The minister said the working group includes representatives from the Financial Intelligence Centre, Financial Sector Conduct Authority, Treasury, the Reserve Bank and the SA Revenue Service (Sars).
“It is anticipated that, following broad industry comment and participation, the crypto assets regulatory working group will be ready to release a final research paper on the subject during the course of 2019,” Mboweni said.
He noted that Sars is unable to accurately trace the number of declarations pertaining to capital profits on cryptocurrencies as the existing income tax return forms do not make provision for taxpayers to specifically declare capital profits regarding cryptocurrency trades.
“However, work is under way within Sars to consider the amendment of the tax forms for the 2019 tax season in order to cater for the description of other assets (which will include cryptocurrencies) by means of a specific description field on the form.
“Taxpayers who have made some form of declarations regarding cryptocurrency trades have captured such trade as a form of ‘other trade income’ or ‘other trade loss’, and have made reference to a description of digital/crypto currency trading (e.g.

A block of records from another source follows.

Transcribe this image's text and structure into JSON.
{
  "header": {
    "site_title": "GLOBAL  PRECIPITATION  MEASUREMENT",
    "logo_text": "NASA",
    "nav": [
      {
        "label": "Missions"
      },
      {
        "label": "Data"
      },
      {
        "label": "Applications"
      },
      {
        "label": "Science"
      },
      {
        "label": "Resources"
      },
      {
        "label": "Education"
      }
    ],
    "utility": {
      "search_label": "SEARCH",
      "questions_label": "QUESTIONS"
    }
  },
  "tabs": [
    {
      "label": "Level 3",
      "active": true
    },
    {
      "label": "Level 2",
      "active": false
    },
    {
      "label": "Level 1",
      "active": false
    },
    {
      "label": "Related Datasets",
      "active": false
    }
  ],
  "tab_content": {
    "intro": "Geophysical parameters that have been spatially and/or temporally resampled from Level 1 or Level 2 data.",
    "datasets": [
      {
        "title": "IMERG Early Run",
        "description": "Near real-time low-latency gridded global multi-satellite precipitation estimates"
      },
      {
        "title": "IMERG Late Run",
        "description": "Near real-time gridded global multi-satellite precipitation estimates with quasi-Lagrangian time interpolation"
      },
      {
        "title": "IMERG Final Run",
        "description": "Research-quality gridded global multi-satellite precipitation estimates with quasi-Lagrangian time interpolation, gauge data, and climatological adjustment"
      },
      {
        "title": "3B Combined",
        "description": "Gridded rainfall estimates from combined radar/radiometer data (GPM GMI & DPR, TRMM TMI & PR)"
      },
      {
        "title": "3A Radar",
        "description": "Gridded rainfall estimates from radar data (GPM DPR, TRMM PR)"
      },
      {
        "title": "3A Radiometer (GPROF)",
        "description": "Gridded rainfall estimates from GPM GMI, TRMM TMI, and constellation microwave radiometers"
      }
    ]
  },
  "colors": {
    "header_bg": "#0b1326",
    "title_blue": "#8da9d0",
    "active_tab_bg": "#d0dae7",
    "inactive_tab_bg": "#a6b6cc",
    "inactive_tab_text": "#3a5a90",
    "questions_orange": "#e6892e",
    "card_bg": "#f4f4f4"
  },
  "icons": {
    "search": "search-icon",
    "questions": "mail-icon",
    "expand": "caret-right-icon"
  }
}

Bitcoin Cash, Litecoin (LTC), Ethereum (ETH), Zcash (ZEC) to name a few).”
Sars applies normal income tax rules to cryptocurrencies.
The Taxation Laws Amendment Bill of 2018 included proposed amendments to the treatment of cryptocurrencies for income tax and VAT purposes.
Mboweni said these amendments would ensure that losses on cryptocurrencies may only be offset against profits from cryptocurrencies (otherwise known as ring-fencing). He said the amendments would also clarify that cryptocurrencies cannot be classed as personal-use assets for capital gains tax purposes and would treat cryptocurrencies as financial services for VAT purposes.